Вторая глава — «Расслабление»
30 декабря 2018 г. в 15:07
Ещё одна маленькая веточка лежала в низкой кучке: самая коротенькая; листья были потрепаны, и кора выглядела как-то... бледно... для коры... дерева. Подмечая те же детали, Раф больше морщился и, приопустив книжку, перевёл взгляд на возлюбленного.
Он, осторожно ногтями задевая крону, напоминавшую расплывчатое облако, шибко наклонялся вбок, и шустрый взор смотрел на картину, творившуюся под листьями. Прошло пару секунд, глаза пару раз обводили одно и то же место, и Лео довольно улыбнулся, как будто выучил очередной — отнюдь не жутко сложный — урок.

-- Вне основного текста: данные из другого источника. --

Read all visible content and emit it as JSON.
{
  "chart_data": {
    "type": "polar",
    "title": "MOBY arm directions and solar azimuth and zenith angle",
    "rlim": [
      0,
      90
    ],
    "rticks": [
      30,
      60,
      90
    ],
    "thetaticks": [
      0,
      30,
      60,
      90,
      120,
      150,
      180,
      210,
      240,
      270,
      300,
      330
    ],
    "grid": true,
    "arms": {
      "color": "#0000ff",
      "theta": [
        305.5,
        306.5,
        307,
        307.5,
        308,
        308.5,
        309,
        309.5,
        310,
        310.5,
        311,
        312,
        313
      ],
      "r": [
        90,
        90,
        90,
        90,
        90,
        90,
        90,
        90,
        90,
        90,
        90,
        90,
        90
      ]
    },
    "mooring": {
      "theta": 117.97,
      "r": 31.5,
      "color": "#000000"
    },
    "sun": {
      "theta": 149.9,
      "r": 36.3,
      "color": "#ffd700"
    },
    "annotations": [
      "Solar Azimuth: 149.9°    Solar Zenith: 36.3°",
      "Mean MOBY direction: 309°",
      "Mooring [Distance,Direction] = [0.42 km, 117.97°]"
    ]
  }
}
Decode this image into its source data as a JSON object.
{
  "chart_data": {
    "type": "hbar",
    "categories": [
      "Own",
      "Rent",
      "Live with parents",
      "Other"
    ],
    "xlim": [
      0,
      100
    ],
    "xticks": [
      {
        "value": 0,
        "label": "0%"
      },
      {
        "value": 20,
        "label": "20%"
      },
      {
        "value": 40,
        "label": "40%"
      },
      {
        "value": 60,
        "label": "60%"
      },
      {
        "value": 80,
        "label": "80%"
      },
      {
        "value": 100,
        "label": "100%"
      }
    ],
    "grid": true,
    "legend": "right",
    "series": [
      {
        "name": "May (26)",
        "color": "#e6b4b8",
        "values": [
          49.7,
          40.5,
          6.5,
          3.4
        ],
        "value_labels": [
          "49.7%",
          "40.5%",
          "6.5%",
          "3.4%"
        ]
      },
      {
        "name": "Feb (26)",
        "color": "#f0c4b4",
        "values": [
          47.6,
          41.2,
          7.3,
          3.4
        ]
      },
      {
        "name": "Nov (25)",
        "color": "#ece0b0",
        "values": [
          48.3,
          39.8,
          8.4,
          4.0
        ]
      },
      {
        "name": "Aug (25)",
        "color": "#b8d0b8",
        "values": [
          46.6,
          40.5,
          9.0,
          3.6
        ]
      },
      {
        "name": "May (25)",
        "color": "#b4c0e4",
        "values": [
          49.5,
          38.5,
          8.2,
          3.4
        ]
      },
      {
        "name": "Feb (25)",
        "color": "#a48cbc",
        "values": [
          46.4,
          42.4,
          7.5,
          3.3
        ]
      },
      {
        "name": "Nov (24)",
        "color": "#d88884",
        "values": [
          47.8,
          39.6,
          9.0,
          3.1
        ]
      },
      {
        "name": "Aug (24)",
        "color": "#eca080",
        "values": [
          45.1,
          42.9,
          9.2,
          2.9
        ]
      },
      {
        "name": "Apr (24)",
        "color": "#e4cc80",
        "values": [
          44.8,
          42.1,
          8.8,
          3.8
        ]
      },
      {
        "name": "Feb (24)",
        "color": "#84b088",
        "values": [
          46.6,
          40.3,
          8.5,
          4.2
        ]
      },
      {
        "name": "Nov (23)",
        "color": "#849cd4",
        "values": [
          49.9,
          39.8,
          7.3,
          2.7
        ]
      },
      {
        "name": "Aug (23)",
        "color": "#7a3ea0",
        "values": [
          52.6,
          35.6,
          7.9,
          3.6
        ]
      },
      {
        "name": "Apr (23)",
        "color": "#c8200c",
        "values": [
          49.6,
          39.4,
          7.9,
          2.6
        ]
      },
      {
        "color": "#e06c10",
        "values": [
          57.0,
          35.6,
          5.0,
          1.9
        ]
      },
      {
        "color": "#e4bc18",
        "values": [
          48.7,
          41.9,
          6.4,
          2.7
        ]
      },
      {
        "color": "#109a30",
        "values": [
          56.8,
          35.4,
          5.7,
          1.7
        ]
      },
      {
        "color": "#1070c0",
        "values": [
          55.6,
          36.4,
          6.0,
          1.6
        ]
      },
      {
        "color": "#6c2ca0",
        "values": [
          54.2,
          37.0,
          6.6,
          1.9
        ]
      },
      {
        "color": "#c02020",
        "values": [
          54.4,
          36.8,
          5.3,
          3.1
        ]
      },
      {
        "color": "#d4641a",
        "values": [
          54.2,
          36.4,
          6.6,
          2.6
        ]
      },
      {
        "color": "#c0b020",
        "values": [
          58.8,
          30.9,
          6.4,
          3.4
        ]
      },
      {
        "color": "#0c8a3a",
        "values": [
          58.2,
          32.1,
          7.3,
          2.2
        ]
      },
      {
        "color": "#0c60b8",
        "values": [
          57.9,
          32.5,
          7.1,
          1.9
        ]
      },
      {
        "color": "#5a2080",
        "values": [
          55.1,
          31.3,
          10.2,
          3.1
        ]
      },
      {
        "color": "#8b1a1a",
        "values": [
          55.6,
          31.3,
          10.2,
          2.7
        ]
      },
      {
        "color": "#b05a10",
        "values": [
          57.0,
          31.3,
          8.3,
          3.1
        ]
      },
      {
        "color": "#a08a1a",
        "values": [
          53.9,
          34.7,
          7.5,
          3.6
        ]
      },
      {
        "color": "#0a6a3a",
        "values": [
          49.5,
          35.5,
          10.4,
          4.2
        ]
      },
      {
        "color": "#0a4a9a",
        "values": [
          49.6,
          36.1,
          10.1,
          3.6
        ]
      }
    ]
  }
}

Стучал по твёрдому переплёту, как по столу. Ступня под поверхностью стула дёргалась и чуть ли не больно задевала деревянную ножку.
Раздался хруст. Опять.
— Так, — Рафаэль уже окончательно оставил книжку валяться без его присмотра, — что с тобой, — кивнул на слушателя, сразу на него выпучившегося, — и этим деревом, — и после, следовательно, на предмет увлечения.
Слушатель взирал на него долго, много моргая. Уронил взгляд на веточки и потом снова по́днял на собеседника. Ещё раз.
Собеседник ждал, притягивая лапы к себе.
— А что с ним? — нахмурившись в чистом замешательстве, Леонардо ещё ниже качнул головой.
— Ну, — мастер сай пока что успел сложить руки на груди, с непониманием, которое больше походило на неприязнь, судя по грозно опущенным, надбровным дугам и больно широко растянутому рту, морщинами на носу, — ты уделяешь ему, — зашевелил головой туда-сюда, — столько внимания.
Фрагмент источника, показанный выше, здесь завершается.